Targeting PKC epsilon for the development of novel therapeutics for Type 2 diabetes
Lipid-activated protein kinase C epsilon (PKCε) plays an important role in insulin resistance and β-cell failure in Type2 Diabetes (T2D). Deletion or inhibition of PKCε improves β-cell function in genetic models of T2D and is therefore an excellent target for the development of novel therapeutics for T2D. Inhibitors of PKCε offer an alternative strategy for improving insulin availability in diabetic patients. The high degree of conservation of the catalytic site within the PKC family and among different kinases poses a serious hurdle for the development of PKCε isozyme specific inhibitors. An effective approach to selectively target PKCε activity is to prevent the interaction of PKCε with its adaptor protein, RACK2, which translocates PKCε from the cytosol to various sub-cellular sites.

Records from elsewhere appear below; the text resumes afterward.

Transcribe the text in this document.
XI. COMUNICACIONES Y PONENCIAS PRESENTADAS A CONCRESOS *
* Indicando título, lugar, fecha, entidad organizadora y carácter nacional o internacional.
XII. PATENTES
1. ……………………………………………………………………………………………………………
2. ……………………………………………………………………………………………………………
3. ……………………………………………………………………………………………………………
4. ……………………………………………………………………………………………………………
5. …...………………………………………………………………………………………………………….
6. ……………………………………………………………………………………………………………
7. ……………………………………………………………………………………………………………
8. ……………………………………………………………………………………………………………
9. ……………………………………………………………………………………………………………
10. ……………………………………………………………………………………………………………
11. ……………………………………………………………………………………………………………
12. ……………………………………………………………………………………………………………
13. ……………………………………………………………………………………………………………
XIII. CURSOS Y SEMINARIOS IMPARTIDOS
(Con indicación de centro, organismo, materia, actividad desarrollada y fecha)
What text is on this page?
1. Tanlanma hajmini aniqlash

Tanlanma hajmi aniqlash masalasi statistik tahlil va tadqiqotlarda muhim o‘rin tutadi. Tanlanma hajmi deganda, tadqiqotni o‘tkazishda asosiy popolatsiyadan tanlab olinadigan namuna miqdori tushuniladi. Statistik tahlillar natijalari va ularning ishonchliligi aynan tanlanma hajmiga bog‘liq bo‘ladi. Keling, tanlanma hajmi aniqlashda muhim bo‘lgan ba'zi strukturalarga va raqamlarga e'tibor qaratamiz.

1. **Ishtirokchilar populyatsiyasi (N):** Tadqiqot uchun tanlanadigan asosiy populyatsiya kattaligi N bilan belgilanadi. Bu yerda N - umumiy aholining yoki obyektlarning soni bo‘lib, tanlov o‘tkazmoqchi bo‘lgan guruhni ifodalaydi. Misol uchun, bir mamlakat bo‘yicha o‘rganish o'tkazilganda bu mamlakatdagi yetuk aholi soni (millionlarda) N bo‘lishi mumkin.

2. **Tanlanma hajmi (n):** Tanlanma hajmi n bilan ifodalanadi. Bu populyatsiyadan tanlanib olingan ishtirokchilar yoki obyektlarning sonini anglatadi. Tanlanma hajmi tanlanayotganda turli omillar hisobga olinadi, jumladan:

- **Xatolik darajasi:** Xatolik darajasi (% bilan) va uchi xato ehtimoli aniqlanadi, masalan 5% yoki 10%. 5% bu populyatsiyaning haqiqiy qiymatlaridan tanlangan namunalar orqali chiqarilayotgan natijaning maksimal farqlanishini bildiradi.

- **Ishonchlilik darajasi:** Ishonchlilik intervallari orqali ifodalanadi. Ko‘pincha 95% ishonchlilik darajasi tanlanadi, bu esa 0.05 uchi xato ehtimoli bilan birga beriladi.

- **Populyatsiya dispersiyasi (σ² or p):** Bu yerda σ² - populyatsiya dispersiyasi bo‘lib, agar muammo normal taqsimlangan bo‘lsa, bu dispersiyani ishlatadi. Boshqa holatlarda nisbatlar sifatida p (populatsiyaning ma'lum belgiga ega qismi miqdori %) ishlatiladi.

The N-terminal regulatory C2 domain of PKCε is critical for its interaction with RACK2, and peptides derived from the RACK-binding site of C2 domain have been shown to be selective inhibitors of RACK2/ PKCε interaction. Targeting this protein-protein interaction site with small molecules would facilitate the development of novel PKCε inhibitors with improved selectivity and pharmacokinetic properties. We have performed an NMR-based fragment screening to identify small molecules that bind to the C2 domain of PKCε. Several hits were identified in the primary screen, indicating that this protein-protein interaction site is druggable.
This project will validate the hits identified from the primary screen using various biophysical techniques (like SPR, ITC and NMR) and further elaborate the fragment hits into high-affinity ligands using medicinal chemistry optimisation.